The senior says it was one of the only student organizations she applied to upon arriving on campus.
“It’s one of the most unique groups in my opinion because you have this role to be the face of Wharton,” Sarah said. “In order to do that, you need to be representative of everyone who’s in Wharton. We’re not just a group of people that are all finance concentrations or are all from a particular part of the country. We’re from everywhere. We study everything.”
Sarah is co-president of the Wharton Ambassadors, after serving as vice president of ambassador engagement and vice president of education.
“It’s pretty much the only club I’m still involved with as a senior,” the 22-year-old said. “I love it so much.”
The group had to transition to virtual interactions during the pandemic, and losing face-to-face interactions was pretty tough, she says. Previously, ambassadors would take small groups out for coffee chats and get to know them personally. However, one positive has been a wider reach.
“Now with it being virtual, people all across the world can log on and actually get to meet us,” she said. “It’s definitely been a con in many ways, but we’ve got to meet so many more people than we would have.”
A Magic Maker
Besides being a face of Wharton, Sarah embodies other personas for a good cause. She volunteers with A Moment of Magic Penn, a community-service club where college students dress up as Disney and Marvel characters and visit children in hospitals.
Sarah was Belle from Disney’s Beauty and the Beast and entertained children in the Hospital of the University of Pennsylvania before the coronavirus pandemic. The club has done a few virtual events but hopes to return in person this year.
“It was so rewarding to be in person with these kids who have terminal illnesses in a hospital. This is their joy, these are the characters that they love,” she said. “Being able to bring them any joy when they’re in such a terrible situation, it was really, really rewarding.”
The Spanish minor was also able to communicate with kids who spoke Spanish.
“That was pretty cool for me as an opportunity to use that skill,” Sarah said.

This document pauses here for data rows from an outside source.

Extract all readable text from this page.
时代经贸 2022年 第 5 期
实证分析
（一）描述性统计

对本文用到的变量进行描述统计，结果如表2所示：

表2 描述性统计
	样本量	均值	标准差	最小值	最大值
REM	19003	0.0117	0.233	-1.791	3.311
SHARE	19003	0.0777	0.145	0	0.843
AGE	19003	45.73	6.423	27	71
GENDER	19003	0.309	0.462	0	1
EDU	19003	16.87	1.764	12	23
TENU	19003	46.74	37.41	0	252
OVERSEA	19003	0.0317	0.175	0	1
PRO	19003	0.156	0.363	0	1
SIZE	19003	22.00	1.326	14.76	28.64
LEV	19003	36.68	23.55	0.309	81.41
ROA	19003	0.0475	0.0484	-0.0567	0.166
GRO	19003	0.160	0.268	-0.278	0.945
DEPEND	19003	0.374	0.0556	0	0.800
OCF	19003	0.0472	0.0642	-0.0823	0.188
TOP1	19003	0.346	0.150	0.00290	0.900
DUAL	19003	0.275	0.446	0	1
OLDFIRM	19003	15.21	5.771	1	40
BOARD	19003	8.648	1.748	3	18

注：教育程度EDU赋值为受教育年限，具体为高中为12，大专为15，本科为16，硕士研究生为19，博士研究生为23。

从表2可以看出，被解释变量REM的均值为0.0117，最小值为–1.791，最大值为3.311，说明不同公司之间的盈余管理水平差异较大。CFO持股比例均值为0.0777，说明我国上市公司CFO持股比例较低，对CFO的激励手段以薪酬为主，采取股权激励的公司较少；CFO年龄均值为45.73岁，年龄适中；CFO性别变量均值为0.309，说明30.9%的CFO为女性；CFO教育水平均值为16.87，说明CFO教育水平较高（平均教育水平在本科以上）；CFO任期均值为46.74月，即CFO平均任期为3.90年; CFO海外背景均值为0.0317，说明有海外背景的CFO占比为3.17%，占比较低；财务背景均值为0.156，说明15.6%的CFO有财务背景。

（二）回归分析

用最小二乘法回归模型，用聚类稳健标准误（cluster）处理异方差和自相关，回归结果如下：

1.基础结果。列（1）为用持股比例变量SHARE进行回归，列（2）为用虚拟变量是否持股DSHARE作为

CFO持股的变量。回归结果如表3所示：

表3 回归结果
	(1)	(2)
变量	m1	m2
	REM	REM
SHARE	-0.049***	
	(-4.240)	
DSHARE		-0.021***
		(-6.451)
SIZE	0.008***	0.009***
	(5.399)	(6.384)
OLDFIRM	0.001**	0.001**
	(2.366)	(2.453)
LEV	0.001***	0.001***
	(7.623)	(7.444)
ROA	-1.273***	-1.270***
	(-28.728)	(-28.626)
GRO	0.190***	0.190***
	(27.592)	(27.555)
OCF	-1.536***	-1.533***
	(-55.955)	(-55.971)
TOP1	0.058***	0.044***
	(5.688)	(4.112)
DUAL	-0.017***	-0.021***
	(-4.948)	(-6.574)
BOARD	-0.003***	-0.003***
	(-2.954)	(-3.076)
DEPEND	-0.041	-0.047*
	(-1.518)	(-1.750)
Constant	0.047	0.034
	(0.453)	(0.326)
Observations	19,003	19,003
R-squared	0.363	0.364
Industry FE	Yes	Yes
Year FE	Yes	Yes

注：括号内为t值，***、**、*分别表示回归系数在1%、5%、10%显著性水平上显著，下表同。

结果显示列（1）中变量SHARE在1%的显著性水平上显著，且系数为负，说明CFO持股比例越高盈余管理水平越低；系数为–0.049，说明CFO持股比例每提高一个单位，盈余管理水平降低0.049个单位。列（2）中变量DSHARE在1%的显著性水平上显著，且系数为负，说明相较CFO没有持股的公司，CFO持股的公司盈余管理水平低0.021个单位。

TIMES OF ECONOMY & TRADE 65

Being from Dallas, Sarah was exposed to Spanish from an early age and started studying it in high school. After going to Spain with her high school, she knew she wanted to minor in it at Penn.
The Texan says she loves her Spanish classes because they are not grammar classes. She has taken a film class and a food class in Spanish.
This semester, it’s an Academically Based Community Service Course.
“We’re actually going into a charter school inside our city and tutoring in Spanish and English. So, I’m really excited for that,” she said.
Post-graduation, Sarah will be consulting at Ernst & Young in New York and hopes Spanish will be part of her career path.